Il culto dell’acqua in Sardegna
di Ileana Lecca
Non sempre chi posa lo sguardo sulla terra sarda scorge oltre a paesaggi incontaminati e selvaggi, alle candide spiagge e limpide coste, il fascino di una cultura leggendaria e arcaica. La Sardegna è infatti un’isola in cui le tradizioni, i miti e le credenze prendono ancora vita grazie alla testimonianza dei vecchi, che le tramandano attraverso i loro racconti. Queste donne e questi uomini ci permettono di conoscere le storie più remote, misteriose e affascinanti dell’isola che altrimenti andrebbero perse per mancanza di una solida documentazione scritta. Dalla saggezza e dall’esperienza dei tanti nonni conosciamo i culti pagani dei defunti, della religione e della magia, i riti della fecondità e della à della natura, degli animali, i valori del rispetto e dell’orgoglio per la propria identità, e una grande devozione per l’acqua.
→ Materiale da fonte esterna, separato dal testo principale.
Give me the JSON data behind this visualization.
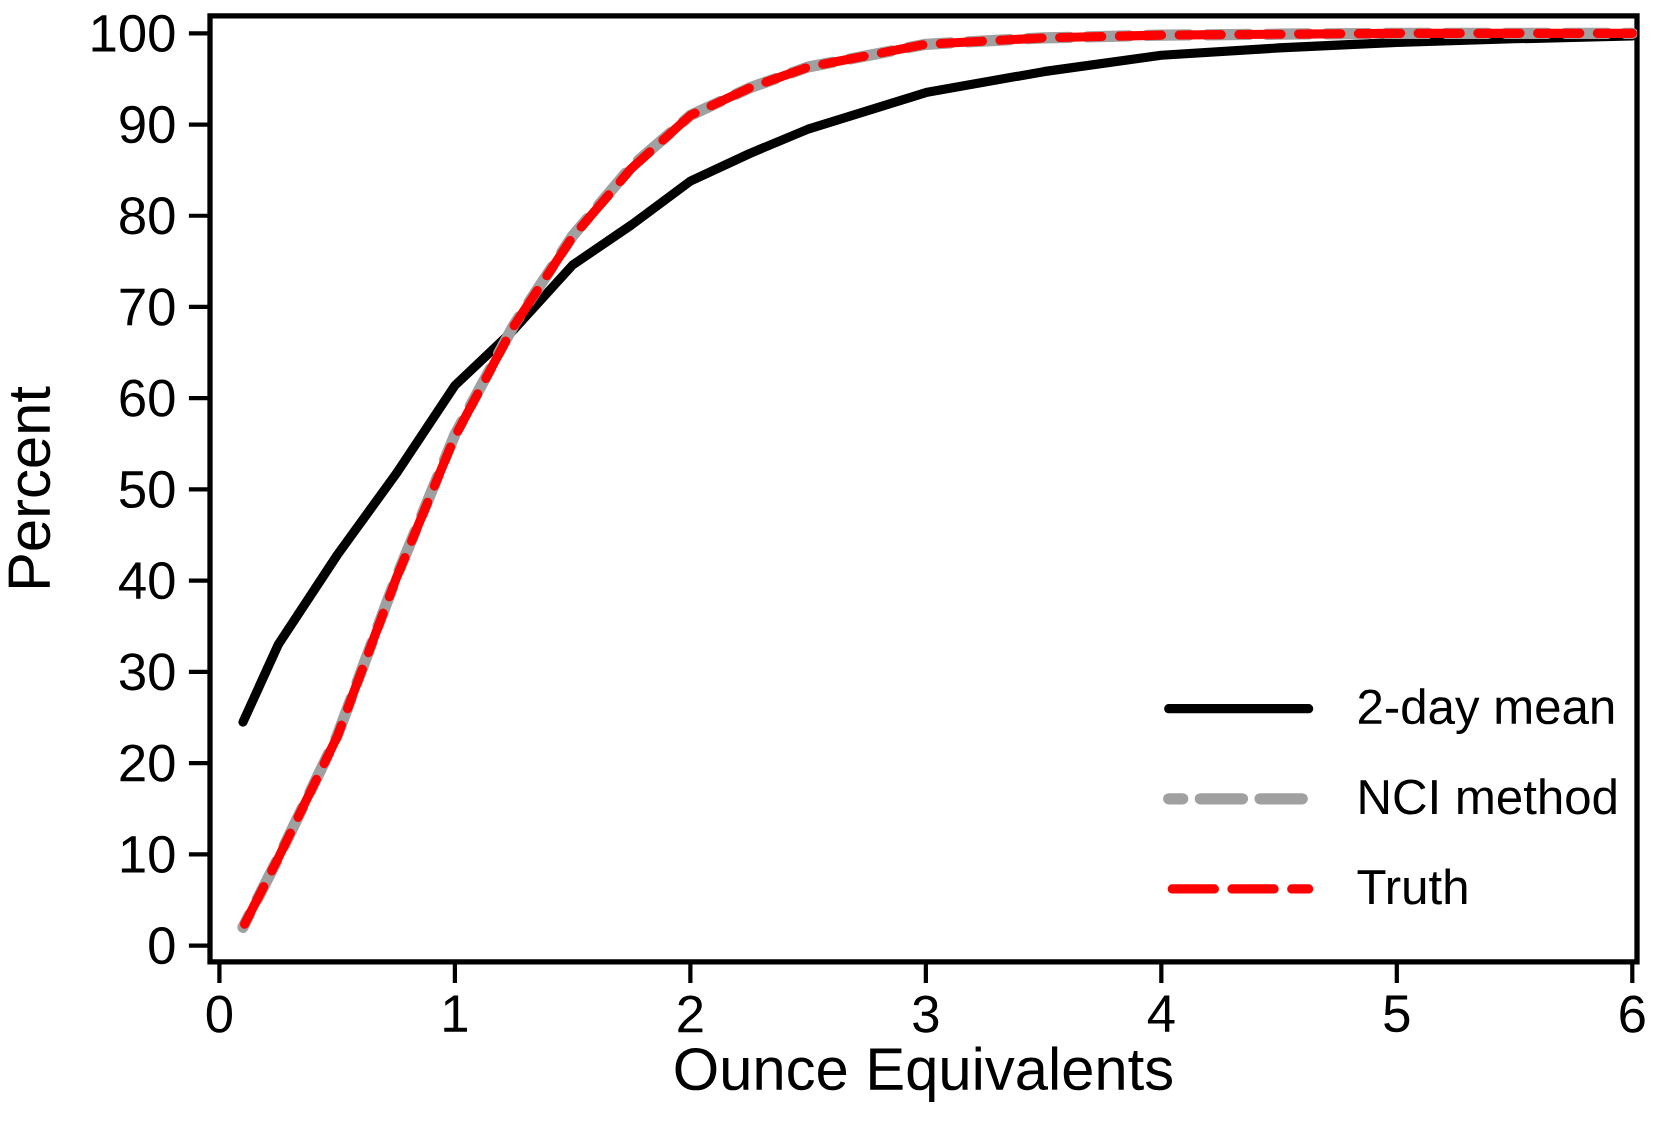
{
  "chart_data": {
    "type": "line",
    "xlabel": "Ounce Equivalents",
    "ylabel": "Percent",
    "xlim": [
      -0.04,
      6.02
    ],
    "ylim": [
      -1.8,
      101.9
    ],
    "xticks": [
      0,
      1,
      2,
      3,
      4,
      5,
      6
    ],
    "yticks": [
      0,
      10,
      20,
      30,
      40,
      50,
      60,
      70,
      80,
      90,
      100
    ],
    "grid": false,
    "legend": "bottom right",
    "marker": "none",
    "x": [
      0.1,
      0.25,
      0.5,
      0.75,
      1,
      1.25,
      1.5,
      1.75,
      2,
      2.25,
      2.5,
      3,
      3.5,
      4,
      4.5,
      5,
      5.5,
      6
    ],
    "series": [
      {
        "name": "2-day mean",
        "color": "#000000",
        "line_style": "solid",
        "values": [
          24.5,
          33,
          42.8,
          51.7,
          61.4,
          67.5,
          74.6,
          79,
          83.8,
          86.8,
          89.5,
          93.5,
          95.8,
          97.6,
          98.4,
          99,
          99.4,
          99.7
        ]
      },
      {
        "name": "NCI method",
        "color": "#a0a0a0",
        "line_style": "dashed",
        "values": [
          2,
          9.6,
          23,
          40.3,
          56,
          68,
          77.8,
          85.4,
          91,
          94,
          96.3,
          98.8,
          99.5,
          99.8,
          99.9,
          100,
          100,
          100
        ]
      },
      {
        "name": "Truth",
        "color": "#ff0000",
        "line_style": "dashed",
        "values": [
          2,
          9.6,
          22.9,
          40.2,
          55.8,
          67.9,
          77.7,
          85.2,
          91,
          94,
          96.3,
          98.8,
          99.5,
          99.8,
          99.9,
          100,
          100,
          100
        ]
      }
    ]
  }
}
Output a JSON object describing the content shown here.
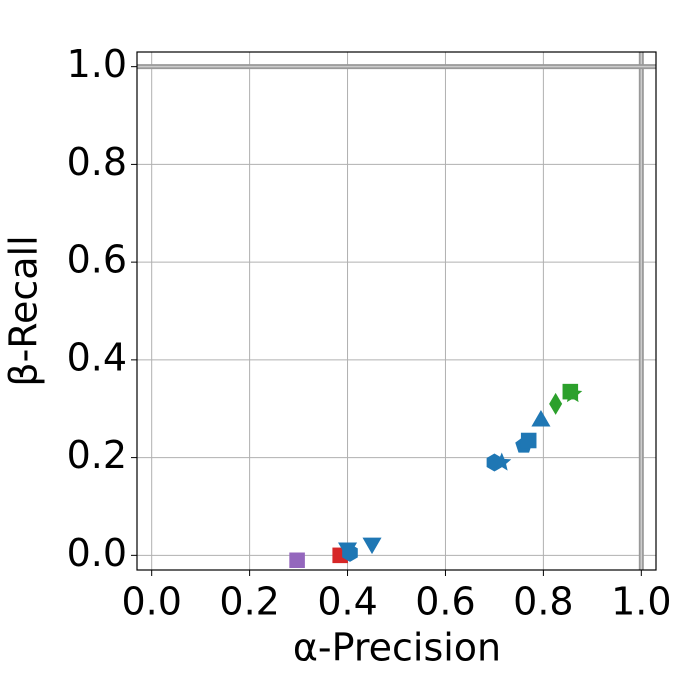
{
  "chart_data": {
    "type": "scatter",
    "x_label": "α-Precision",
    "y_label": "β-Recall",
    "xlim": [
      -0.03,
      1.03
    ],
    "ylim": [
      -0.03,
      1.03
    ],
    "xticks": [
      {
        "value": 0,
        "label": "0.0"
      },
      0.2,
      0.4,
      0.6,
      0.8,
      {
        "value": 1,
        "label": "1.0"
      }
    ],
    "yticks": [
      {
        "value": 0,
        "label": "0.0"
      },
      0.2,
      0.4,
      0.6,
      0.8,
      {
        "value": 1,
        "label": "1.0"
      }
    ],
    "grid": true,
    "reference_x": 1,
    "reference_y": 1,
    "series": [
      {
        "color": "#9467bd",
        "marker": "square",
        "x": [
          0.297
        ],
        "values": [
          -0.01
        ]
      },
      {
        "color": "#d62728",
        "marker": "square",
        "x": [
          0.385
        ],
        "values": [
          0.0
        ]
      },
      {
        "color": "#1f77b4",
        "marker": "triangle-down",
        "x": [
          0.4,
          0.45
        ],
        "values": [
          0.015,
          0.025
        ]
      },
      {
        "color": "#1f77b4",
        "marker": "hexagon",
        "x": [
          0.405,
          0.7
        ],
        "values": [
          0.005,
          0.19
        ]
      },
      {
        "color": "#1f77b4",
        "marker": "star",
        "x": [
          0.715
        ],
        "values": [
          0.19
        ]
      },
      {
        "color": "#1f77b4",
        "marker": "pentagon",
        "x": [
          0.76
        ],
        "values": [
          0.225
        ]
      },
      {
        "color": "#1f77b4",
        "marker": "square",
        "x": [
          0.77
        ],
        "values": [
          0.235
        ]
      },
      {
        "color": "#1f77b4",
        "marker": "triangle-up",
        "x": [
          0.795
        ],
        "values": [
          0.275
        ]
      },
      {
        "color": "#2ca02c",
        "marker": "diamond",
        "x": [
          0.825
        ],
        "values": [
          0.31
        ]
      },
      {
        "color": "#2ca02c",
        "marker": "square",
        "x": [
          0.855
        ],
        "values": [
          0.335
        ]
      },
      {
        "color": "#2ca02c",
        "marker": "star",
        "x": [
          0.86
        ],
        "values": [
          0.33
        ]
      }
    ]
  }
}
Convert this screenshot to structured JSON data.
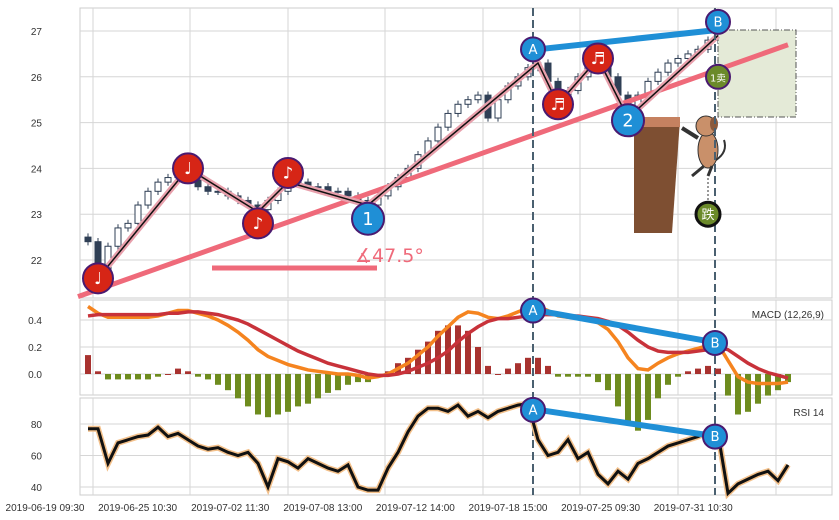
{
  "chart_data": {
    "type": "candlestick",
    "x_tick_labels": [
      "2019-06-19 09:30",
      "2019-06-25 10:30",
      "2019-07-02 11:30",
      "2019-07-08 13:00",
      "2019-07-12 14:00",
      "2019-07-18 15:00",
      "2019-07-25 09:30",
      "2019-07-31 10:30"
    ],
    "price": {
      "ylim": [
        21.2,
        27.5
      ],
      "yticks": [
        22,
        23,
        24,
        25,
        26,
        27
      ],
      "closes": [
        22.4,
        21.8,
        22.3,
        22.7,
        22.8,
        23.2,
        23.5,
        23.7,
        23.8,
        23.9,
        23.8,
        23.6,
        23.5,
        23.5,
        23.4,
        23.3,
        23.2,
        23.1,
        23.3,
        23.5,
        23.7,
        23.7,
        23.6,
        23.6,
        23.5,
        23.5,
        23.4,
        23.3,
        23.2,
        23.4,
        23.6,
        23.8,
        24.0,
        24.3,
        24.6,
        24.9,
        25.2,
        25.4,
        25.5,
        25.6,
        25.1,
        25.5,
        25.8,
        26.0,
        26.2,
        26.3,
        25.9,
        25.5,
        25.7,
        26.0,
        26.2,
        26.3,
        26.0,
        25.6,
        25.2,
        25.6,
        25.9,
        26.1,
        26.3,
        26.4,
        26.5,
        26.6,
        26.8,
        26.9,
        25.9,
        25.5,
        25.7,
        25.9,
        25.9,
        25.7,
        26.0
      ],
      "zigzag": [
        [
          1,
          21.6
        ],
        [
          10,
          24.0
        ],
        [
          17,
          23.05
        ],
        [
          20,
          23.7
        ],
        [
          28,
          23.2
        ],
        [
          45,
          26.3
        ],
        [
          47,
          25.4
        ],
        [
          51,
          26.4
        ],
        [
          54,
          25.1
        ],
        [
          63,
          26.9
        ]
      ],
      "trendline": [
        [
          -1,
          21.2
        ],
        [
          70,
          26.7
        ]
      ],
      "angle_label": "∡47.5°",
      "markers": [
        {
          "i": 1,
          "v": 21.6,
          "label": "♩",
          "kind": "red"
        },
        {
          "i": 10,
          "v": 24.0,
          "label": "♩",
          "kind": "red"
        },
        {
          "i": 17,
          "v": 22.8,
          "label": "♪",
          "kind": "red"
        },
        {
          "i": 20,
          "v": 23.9,
          "label": "♪",
          "kind": "red"
        },
        {
          "i": 28,
          "v": 22.9,
          "label": "1",
          "kind": "blue"
        },
        {
          "i": 45,
          "v": 26.6,
          "label": "A",
          "kind": "blue"
        },
        {
          "i": 47,
          "v": 25.4,
          "label": "♬",
          "kind": "red"
        },
        {
          "i": 51,
          "v": 26.4,
          "label": "♬",
          "kind": "red"
        },
        {
          "i": 54,
          "v": 25.05,
          "label": "2",
          "kind": "blue"
        },
        {
          "i": 63,
          "v": 27.2,
          "label": "B",
          "kind": "blue"
        },
        {
          "i": 63,
          "v": 26.0,
          "label": "1卖",
          "kind": "green"
        },
        {
          "i": 62,
          "v": 23.0,
          "label": "跌",
          "kind": "dark"
        }
      ]
    },
    "macd": {
      "title": "MACD (12,26,9)",
      "ylim": [
        -0.15,
        0.52
      ],
      "yticks": [
        0.0,
        0.2,
        0.4
      ],
      "dif": [
        0.5,
        0.45,
        0.42,
        0.42,
        0.42,
        0.42,
        0.42,
        0.43,
        0.45,
        0.47,
        0.47,
        0.45,
        0.43,
        0.4,
        0.36,
        0.31,
        0.25,
        0.18,
        0.13,
        0.1,
        0.07,
        0.05,
        0.03,
        0.02,
        0.01,
        0.0,
        0.0,
        -0.01,
        -0.03,
        -0.02,
        0.0,
        0.04,
        0.08,
        0.14,
        0.2,
        0.28,
        0.35,
        0.42,
        0.46,
        0.45,
        0.42,
        0.41,
        0.43,
        0.46,
        0.49,
        0.5,
        0.47,
        0.43,
        0.42,
        0.42,
        0.41,
        0.38,
        0.33,
        0.24,
        0.12,
        0.04,
        0.03,
        0.08,
        0.12,
        0.15,
        0.17,
        0.19,
        0.21,
        0.22,
        0.1,
        -0.02,
        -0.06,
        -0.07,
        -0.07,
        -0.07,
        -0.06
      ],
      "dea": [
        0.43,
        0.44,
        0.44,
        0.44,
        0.44,
        0.44,
        0.44,
        0.44,
        0.45,
        0.45,
        0.46,
        0.46,
        0.45,
        0.44,
        0.42,
        0.4,
        0.37,
        0.33,
        0.29,
        0.25,
        0.21,
        0.17,
        0.14,
        0.11,
        0.08,
        0.06,
        0.04,
        0.02,
        0.0,
        -0.01,
        -0.01,
        0.0,
        0.02,
        0.05,
        0.08,
        0.12,
        0.17,
        0.24,
        0.3,
        0.35,
        0.39,
        0.41,
        0.41,
        0.42,
        0.43,
        0.44,
        0.44,
        0.44,
        0.43,
        0.43,
        0.42,
        0.41,
        0.39,
        0.36,
        0.31,
        0.25,
        0.2,
        0.17,
        0.16,
        0.16,
        0.16,
        0.17,
        0.18,
        0.2,
        0.18,
        0.13,
        0.08,
        0.04,
        0.01,
        -0.01,
        -0.03
      ],
      "markers": [
        {
          "i": 45,
          "v": 0.47,
          "label": "A"
        },
        {
          "i": 63,
          "v": 0.23,
          "label": "B"
        }
      ]
    },
    "rsi": {
      "title": "RSI 14",
      "ylim": [
        33,
        97
      ],
      "yticks": [
        40,
        60,
        80
      ],
      "values": [
        77,
        77,
        55,
        68,
        70,
        72,
        73,
        78,
        72,
        74,
        70,
        66,
        64,
        65,
        62,
        60,
        62,
        55,
        40,
        58,
        56,
        52,
        58,
        55,
        52,
        50,
        54,
        40,
        38,
        38,
        52,
        62,
        75,
        85,
        90,
        90,
        88,
        92,
        85,
        88,
        84,
        88,
        90,
        92,
        93,
        70,
        60,
        62,
        70,
        58,
        62,
        48,
        42,
        50,
        45,
        55,
        58,
        62,
        66,
        68,
        70,
        72,
        75,
        74,
        36,
        42,
        45,
        48,
        50,
        44,
        54
      ],
      "markers": [
        {
          "i": 45,
          "v": 89,
          "label": "A"
        },
        {
          "i": 63,
          "v": 72,
          "label": "B"
        }
      ]
    },
    "divergence_lines": [
      "A",
      "B"
    ],
    "colors": {
      "up": "#2f3f55",
      "grid": "#d6d6d6",
      "dif": "#f5841f",
      "dea": "#c8323a",
      "hist_pos": "#a8322f",
      "hist_neg": "#6e8c1e",
      "trend": "#ef6a7a",
      "zigzag": "#e8a0ac",
      "blue": "#1f8fd6",
      "red": "#d62516",
      "green": "#6b8a2a"
    }
  }
}
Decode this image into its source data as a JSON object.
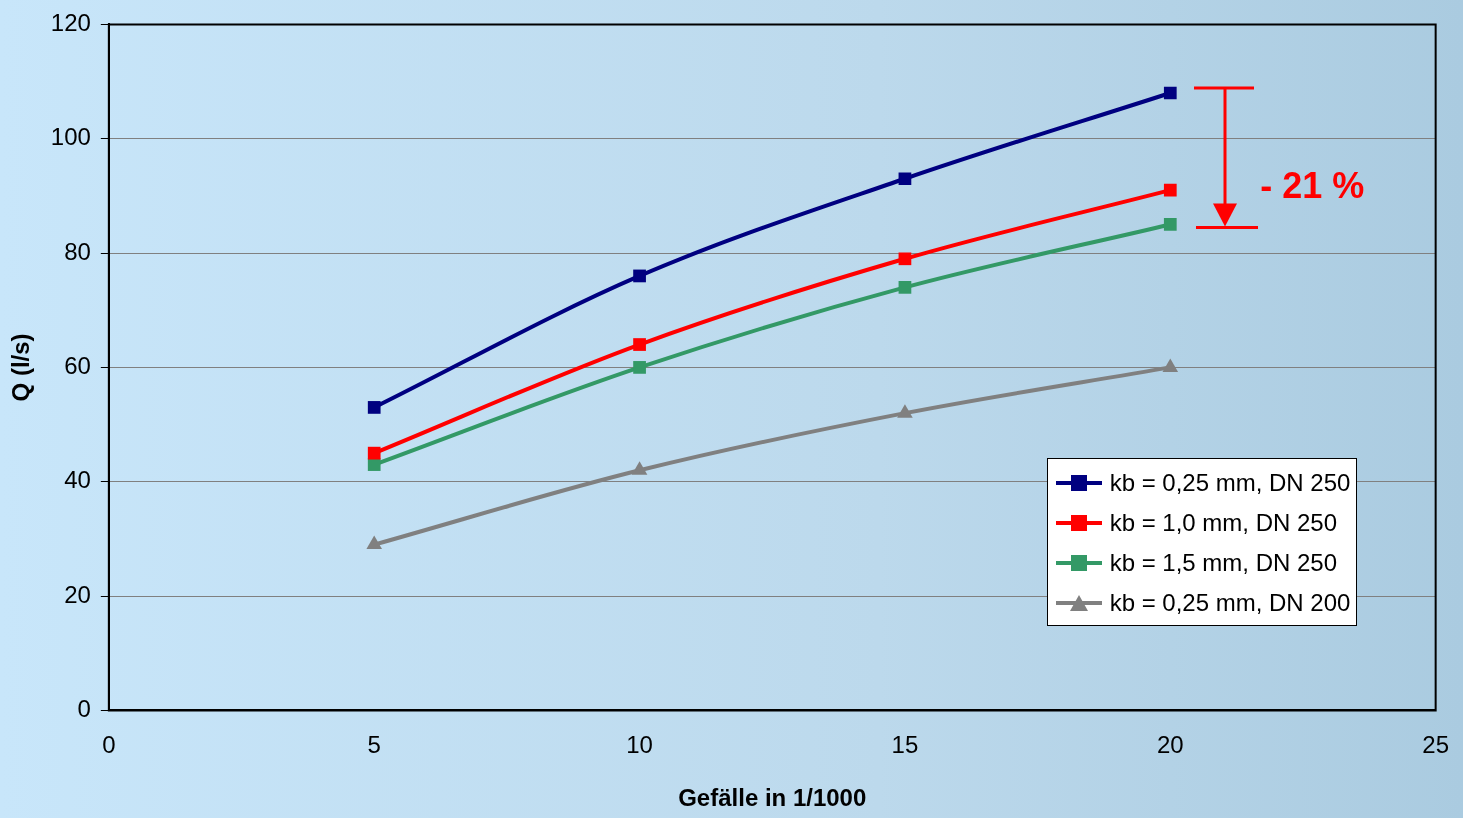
{
  "chart_data": {
    "type": "line",
    "xlabel": "Gefälle in 1/1000",
    "ylabel": "Q (l/s)",
    "x": [
      5,
      10,
      15,
      20
    ],
    "series": [
      {
        "name": "kb = 0,25 mm, DN 250",
        "color": "#000080",
        "marker": "square",
        "values": [
          53,
          76,
          93,
          108
        ]
      },
      {
        "name": "kb = 1,0 mm, DN 250",
        "color": "#ff0000",
        "marker": "square",
        "values": [
          45,
          64,
          79,
          91
        ]
      },
      {
        "name": "kb = 1,5 mm, DN 250",
        "color": "#339966",
        "marker": "square",
        "values": [
          43,
          60,
          74,
          85
        ]
      },
      {
        "name": "kb = 0,25 mm, DN 200",
        "color": "#808080",
        "marker": "triangle",
        "values": [
          29,
          42,
          52,
          60
        ]
      }
    ],
    "xlim": [
      0,
      25
    ],
    "xticks": [
      0,
      5,
      10,
      15,
      20,
      25
    ],
    "ylim": [
      0,
      120
    ],
    "yticks": [
      0,
      20,
      40,
      60,
      80,
      100,
      120
    ],
    "grid": "y",
    "legend": "bottom right",
    "line_style": "solid",
    "annotations": [
      "- 21 %"
    ]
  }
}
Certamente la devozione dell’acqua è stata influenzata dall’aridità del territorio che sin dalla storia antica danneggia e consuma l’economia e la vita sociale dei popoli sardi; ma altresì dall’arte della navigazione che permetteva interessanti scambi commerciali con le altre civiltà. Così abbiamo prove certe sull’importanza dell’acqua dall’etè nuragica (1700 a.C. al II secolo d.C.) con i suoi monumenti, i pozzi sacri, le ceramiche, i caratteristici bronzetti votivi; ai tempi immediatamente successivi alla seconda Guerra Mondiale con sorgenti e fontane ritenute miracolose, la meticolosa raccolta dell’acqua piovana nella brocca (sa mariga), le preghiere e i canti: da sempre i sardi venerano questo elemento e gli conferiscono i più straordinari poteri magici e terapeutici.
Grazie al libro I Sardi. Un popolo leggendario (di Bonaria Mazzone, Carlo Delfino Editore, 1995) possiamo osservare più da vicino alcune di queste particolari credenze. Nella provincia di Nuoro, nel territorio che prende il nome di Marghine, e in quella di Oristano si eseguiva, fino a una cinquantina di anni fa, un rituale invocativo alla divinità dell’acqua chiamata Maimone (nome di origine semitica che significa «Acqua di Baal»): spirito benefico e propizio apportatore delle piogge; in altre zone della Sardegna simboleggia la paura, i vizi e la miseria divenendo una maschera tipica del carnevale isolano.
In un piccolo paesino del Marghine, Dualchi, nei periodi in cui le piogge scarseggiavano e la siccità incombeva, gli abitanti ricorrevano ad un particolare cerimoniale: quattro legnetti legati insieme a formare una croce sbilenca ricoperta poi da rami di pervinca, in modo da ottenere una marionetta che rappresentasse il Maimone. Seguiva una processione con il feticcio per le vie del paese, accompagnata da una litania per invocare la pioggia:
Maimone Maimone,
abba cheret su laore,
abba cheret su siccadu,
Maimone laudau.
(Maimone Maimone,
chiede acqua il frumento,
chiede acqua il campo secco,
Maimone sii lodato)
Allo sfilare del corteo le donne gettavano dalle loro case gocce d’acqua sulla feticcio per auspicare la pioggia provvidenziale. Ancora oggi gli anziani ci assicurano sull’efficacia del rituale. Prezioso per la cultura era anche il mistero e la magia celati dietro le fonti. Non possedendo l’acqua corrente in casa la gente la raccoglieva alle fonti, ma mai dopo l’Ave Maria, cioè dopo il suono delle campane alle otto di sera. Vi era infatti la convinzione che dopo il calare del sole l’acqua fosse sorvegliata da tenebrosi spiriti maligni. A questa raccomandazione si aggiungeva il dovere (ancora oggi sentito) di farsi sempre il segno della croce prima di bere da qualsiasi fonte o sorgente campestri.
Secondo le credenze, la notte gli spiriti dimoravano pure sulle rive dei fiumi, dove le donne andavano a lavare la biancheria. Erano spiriti di donne morte durante il parto (panas o partorzas) che, come anime dantesche costrette al contrappasso, sono condannate a lavare i panni dei loro piccoli per sette anni, o spiriti vagabondi la cui pena era abitare i fiumi o le fontane. Le signore del paese si recavano nei fiumi allo spuntar del sole per evitare di incontrare le anime, alle quali era vietato rivolgere una sola parola per timore di maledizioni ma anche per rispetto della penitenza dello spirito.
È anche questa la Sardegna: una terra in cui anche un elemento povero ma prezioso come l’acqua può essere divinizzato e accostato a credenze magiche. Ma soprattutto rispettato.